Greatest hits album by Boney M.
- Released: 1997
- Recorded: 1976–1979, 1988
- Genre: Eurodance, pop, Euro disco
- Length: 71:40
- Label: Camden/BMG (UK)
- Producer: Frank Farian

Boney M. chronology
| Best in Spain (1996) | The Best of Boney M. (1997) | Norske Hits (1998) |

= The Best of Boney M. =

The Best of Boney M. is a compilation album of recordings by Boney M. released by BMG UK's midprice label Camden in 1997.

This compilation includes material from original albums Take the Heat off Me, Love for Sale and Nightflight to Venus. It also features edited versions of hits from 1980 compilation The Magic of Boney M. - 20 Golden Hits as well as tracks from remix album Greatest Hits Of All Times - Remix '88.

Professional ratings
Review scores
| Source | Rating |
| Allmusic | link |

==Track listing==
1. "Rivers of Babylon" (Farian, Reyam) - 3:47
  - 1988 PWL remix from Greatest Hits Of All Times - Remix '88
2. "Ma Baker" (Farian, Jay, Reyam) - 4:37
  - Original album/single version
3. "Rasputin" (Farian, Jay, Reyam) - 5:54
  - Original album version, cold-start
4. "He Was a Steppenwolf" (Farian, Jay, Klinkhammer) - 6:53
  - Original album version
5. "Daddy Cool" (Farian, Reyam) - 3:29
  - Original album/single version
6. "Motherless Child" (Farian, Mitchell) - 4:59
  - Original album version
7. "Brown Girl in the Ring" (Farian) - 4:04
  - Original album/single version
8. "Sunny" (Bobby Hebb) - 3:17
  - Edited version from The Magic of Boney M. - 20 Golden Hits
9. "No Woman, No Cry" (Ford, Bob Marley) - 3:38
  - 1988 PWL remix from Greatest Hits Of All Times - Remix '88
10. "Mary's Boy Child/Oh My Lord" (Farian, Jester Hairston) - 4:25
  - 1988 PWL remix from Greatest Hits Of All Times - Remix '88
11. "Hooray!
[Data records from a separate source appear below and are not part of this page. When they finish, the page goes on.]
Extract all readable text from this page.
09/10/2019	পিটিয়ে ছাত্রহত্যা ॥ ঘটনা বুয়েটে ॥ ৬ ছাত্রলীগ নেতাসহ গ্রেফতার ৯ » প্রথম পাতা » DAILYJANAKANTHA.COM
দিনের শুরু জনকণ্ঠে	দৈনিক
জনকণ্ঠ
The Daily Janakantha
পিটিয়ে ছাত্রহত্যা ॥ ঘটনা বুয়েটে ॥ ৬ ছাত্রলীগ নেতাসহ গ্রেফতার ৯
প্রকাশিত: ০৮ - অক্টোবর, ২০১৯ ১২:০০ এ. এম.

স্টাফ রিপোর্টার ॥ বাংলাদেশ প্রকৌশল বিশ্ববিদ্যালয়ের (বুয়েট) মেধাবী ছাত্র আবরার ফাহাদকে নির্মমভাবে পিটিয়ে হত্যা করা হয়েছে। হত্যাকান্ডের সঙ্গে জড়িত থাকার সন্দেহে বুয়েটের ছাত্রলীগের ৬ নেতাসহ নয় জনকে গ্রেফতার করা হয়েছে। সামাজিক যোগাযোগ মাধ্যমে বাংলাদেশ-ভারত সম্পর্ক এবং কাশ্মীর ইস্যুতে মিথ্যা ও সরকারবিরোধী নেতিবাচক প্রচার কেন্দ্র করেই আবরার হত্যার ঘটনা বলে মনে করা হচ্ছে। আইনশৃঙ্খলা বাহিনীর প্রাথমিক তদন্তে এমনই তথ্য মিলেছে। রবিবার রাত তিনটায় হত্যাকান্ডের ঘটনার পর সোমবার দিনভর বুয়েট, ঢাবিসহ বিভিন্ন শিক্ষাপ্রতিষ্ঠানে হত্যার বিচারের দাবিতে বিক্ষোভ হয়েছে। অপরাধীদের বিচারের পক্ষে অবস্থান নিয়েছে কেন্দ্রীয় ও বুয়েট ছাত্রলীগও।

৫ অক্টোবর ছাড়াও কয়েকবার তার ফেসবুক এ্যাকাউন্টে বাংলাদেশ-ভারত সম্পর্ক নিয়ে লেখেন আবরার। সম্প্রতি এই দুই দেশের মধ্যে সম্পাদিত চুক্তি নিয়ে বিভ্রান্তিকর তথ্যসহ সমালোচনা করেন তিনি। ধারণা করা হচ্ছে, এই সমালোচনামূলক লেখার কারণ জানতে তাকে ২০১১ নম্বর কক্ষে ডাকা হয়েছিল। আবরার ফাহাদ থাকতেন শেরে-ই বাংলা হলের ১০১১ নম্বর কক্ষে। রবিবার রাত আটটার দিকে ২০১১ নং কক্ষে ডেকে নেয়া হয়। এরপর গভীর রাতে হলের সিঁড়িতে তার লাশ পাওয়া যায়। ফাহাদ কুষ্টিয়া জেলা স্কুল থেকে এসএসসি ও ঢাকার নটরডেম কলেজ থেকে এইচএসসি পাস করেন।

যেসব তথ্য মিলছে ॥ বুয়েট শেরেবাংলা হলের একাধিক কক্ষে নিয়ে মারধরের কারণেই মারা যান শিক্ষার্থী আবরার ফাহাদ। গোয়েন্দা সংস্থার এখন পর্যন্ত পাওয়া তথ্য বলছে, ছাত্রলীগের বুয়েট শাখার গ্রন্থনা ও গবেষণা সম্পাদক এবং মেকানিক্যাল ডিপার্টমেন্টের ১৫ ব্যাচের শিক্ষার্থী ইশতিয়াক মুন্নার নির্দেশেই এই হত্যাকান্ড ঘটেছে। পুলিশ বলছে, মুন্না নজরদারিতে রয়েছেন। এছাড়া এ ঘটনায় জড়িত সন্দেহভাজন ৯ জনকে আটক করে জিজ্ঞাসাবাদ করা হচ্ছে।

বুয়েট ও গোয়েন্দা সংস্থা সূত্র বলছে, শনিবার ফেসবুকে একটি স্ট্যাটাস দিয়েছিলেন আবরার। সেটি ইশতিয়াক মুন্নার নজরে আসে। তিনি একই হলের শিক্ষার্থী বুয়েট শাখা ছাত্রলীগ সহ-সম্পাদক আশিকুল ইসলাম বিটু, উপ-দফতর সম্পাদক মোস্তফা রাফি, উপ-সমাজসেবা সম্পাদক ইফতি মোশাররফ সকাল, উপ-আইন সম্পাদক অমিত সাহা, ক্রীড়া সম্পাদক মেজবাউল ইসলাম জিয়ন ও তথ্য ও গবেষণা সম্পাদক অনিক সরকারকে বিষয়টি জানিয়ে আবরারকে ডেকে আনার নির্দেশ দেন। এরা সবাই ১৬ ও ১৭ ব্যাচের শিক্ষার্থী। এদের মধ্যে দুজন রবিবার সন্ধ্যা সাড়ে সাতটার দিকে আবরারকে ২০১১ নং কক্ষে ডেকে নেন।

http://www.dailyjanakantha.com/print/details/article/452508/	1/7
Hooray! It's a Holi-Holiday" (Farian, Jay) - 3:12
  - Edited version from The Magic of Boney M. - 20 Golden Hits. Original 7" mix released on the 2007 album Kalimba de Luna – 16 Happy Songs.
12. "Never Change Lovers in the Middle of the Night" (Björklund, Forsey, Jay) - 5:35
  - Original album version
13. "Voodoonight" (Sgarbi) - 3:33
  - Original album version
14. "Still I'm Sad" (McCarty, Samwell-Smith) - 4:36
  - Original album version
15. "Nightflight to Venus" (Farian, Jay, Kawohl) - 4:49
  - Original album version, fade-out
16. "Heart of Gold" (Neil Young) - 4:00
  - Original album version
17. "Gotta Go Home" (Farian, Jay, Klinkhammer) - 4:40
  - 1988 PWL remix from Greatest Hits Of All Times - Remix '88

==Personnel==
- Liz Mitchell - lead vocals, backing vocals
- Marcia Barrett - lead vocals, backing vocals
- Frank Farian - lead vocals, backing vocals

== Production==
- Frank Farian - producer
- Pete Hammond - remixer

==Certifications==

| Region | Certification | Certified units/sales |
| Australia (ARIA) | Platinum | 70,000^{^} |
| Finland (Musiikkituottajat) | Gold | 20,205 |
| United Kingdom (BPI) | Gold | 100,000^{^} |
^{^} Shipments figures based on certification alone.